To offer a perspective on a clutch of perspectives on the post-coronavirus world, I’d like to skip over the crisis entirely and revert to a 2017 Harvard Business Review paper titled “Strategy in the Age of Superabundant Capital”. This held that, yes, capital was superabundant and therefore businesses and investors were going to have to think differently about deploying it.
Three years on, after a massive stock surge and with investors still diving into stocks like lemmings in the middle of the pandemic, does anyone seriously believe that capital has gotten less superabundant in the interim?
Yet we’re surrounded by talk of a depression. No one expects a fast or buoyant recovery. And interest rates? If you went through the post-global financial crisis period hoping rates would return to 1980s highs, you’d better stop holding your breath. Even in 2017, the Harvard Business Review paper was predicting long-term secular lows in interest rates. With the coronavirus crisis boosting the case for cheap money even higher, they look likely to stay low for a long time.

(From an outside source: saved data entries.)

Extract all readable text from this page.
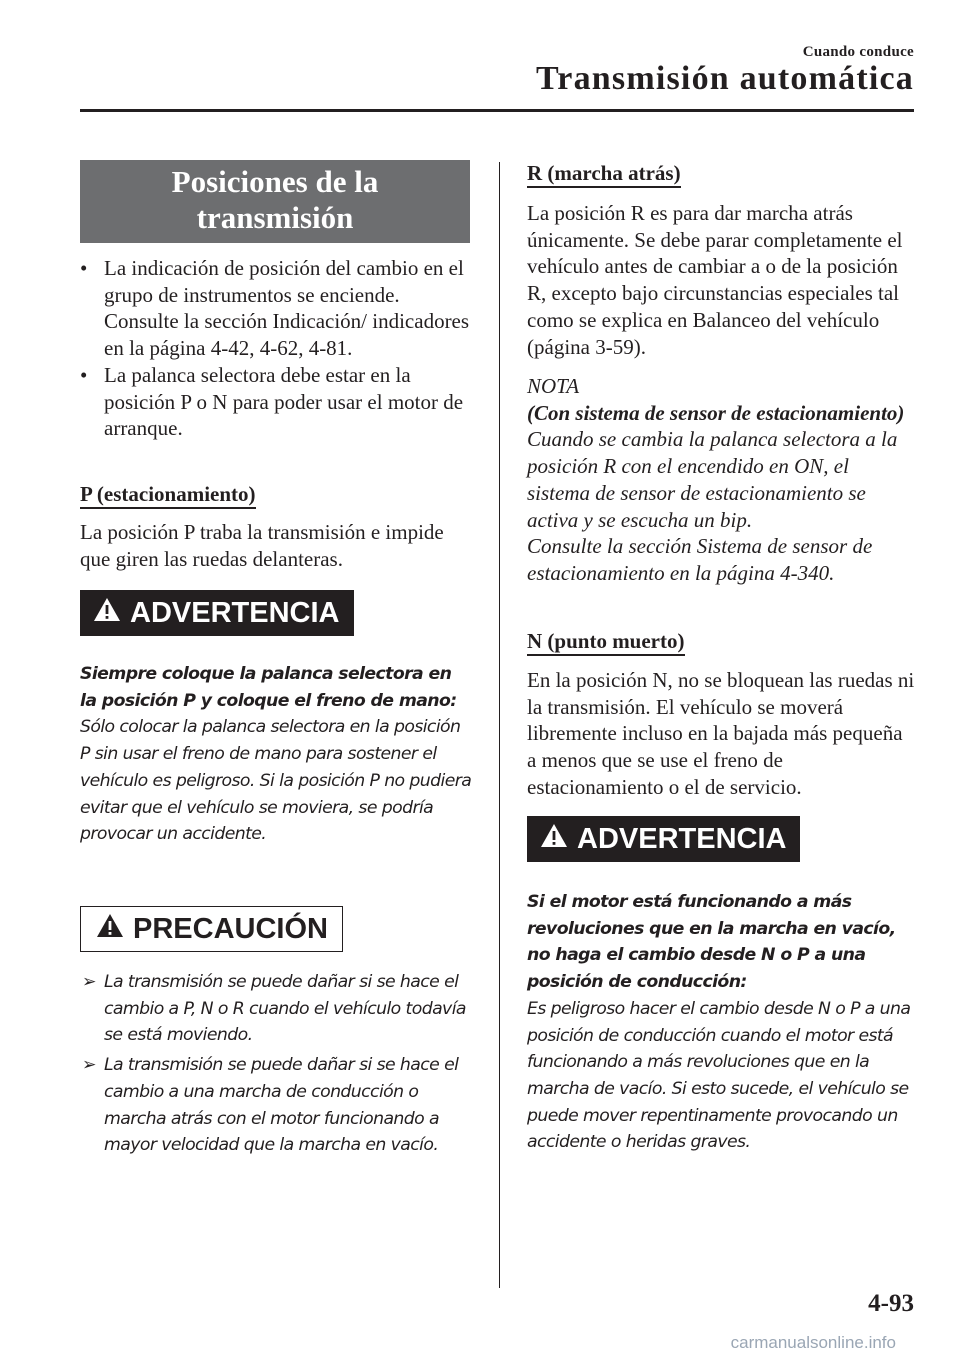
Cuando conduce
Transmisión automática
Posiciones de la
transmisión
• La indicación de posición del cambio en el grupo de instrumentos se enciende. Consulte la sección Indicación/ indicadores en la página 4-42, 4-62, 4-81.
• La palanca selectora debe estar en la posición P o N para poder usar el motor de arranque.
P (estacionamiento)

La posición P traba la transmisión e impide que giren las ruedas delanteras.

ADVERTENCIA

Siempre coloque la palanca selectora en la posición P y coloque el freno de mano:

Sólo colocar la palanca selectora en la posición P sin usar el freno de mano para sostener el vehículo es peligroso. Si la posición P no pudiera evitar que el vehículo se moviera, se podría provocar un accidente.

PRECAUCIÓN
➢ La transmisión se puede dañar si se hace el cambio a P, N o R cuando el vehículo todavía se está moviendo.
➢ La transmisión se puede dañar si se hace el cambio a una marcha de conducción o marcha atrás con el motor funcionando a mayor velocidad que la marcha en vacío.
R (marcha atrás)

La posición R es para dar marcha atrás únicamente. Se debe parar completamente el vehículo antes de cambiar a o de la posición R, excepto bajo circunstancias especiales tal como se explica en Balanceo del vehículo (página 3-59).

NOTA

(Con sistema de sensor de estacionamiento)

Cuando se cambia la palanca selectora a la posición R con el encendido en ON, el sistema de sensor de estacionamiento se activa y se escucha un bip.

Consulte la sección Sistema de sensor de estacionamiento en la página 4-340.

N (punto muerto)

En la posición N, no se bloquean las ruedas ni la transmisión. El vehículo se moverá libremente incluso en la bajada más pequeña a menos que se use el freno de estacionamiento o el de servicio.

ADVERTENCIA

Si el motor está funcionando a más revoluciones que en la marcha en vacío, no haga el cambio desde N o P a una posición de conducción:

Es peligroso hacer el cambio desde N o P a una posición de conducción cuando el motor está funcionando a más revoluciones que en la marcha de vacío. Si esto sucede, el vehículo se puede mover repentinamente provocando un accidente o heridas graves.

4-93
carmanualsonline.info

All that capital could be put to work to rebuild the global economy. Instead, it seems to be pouring straight into stocks and missing the real economy entirely.
Government intervention on a massive scale is now the norm, even in nations like the US that are supposedly wedded to market discipline. Concurrently, populism threatens rational policymaking, fuelled by unemployment from the crisis and technological changes in its wake. Populism, remember, is what’s helping fuel higher coronavirus death rates in the US, UK and Brazil, all with populist governments, so it’s hardly benign.
Talk of inequality, redistribution and a universal basic income was already rife prior to the pandemic. That capital glut owes a lot to fiscal policy in the US and elsewhere that favours corporates and the rich at the expense of the working population. If anyone seriously wants a robust recovery and sustainable consumer spending, they should give it back to the people.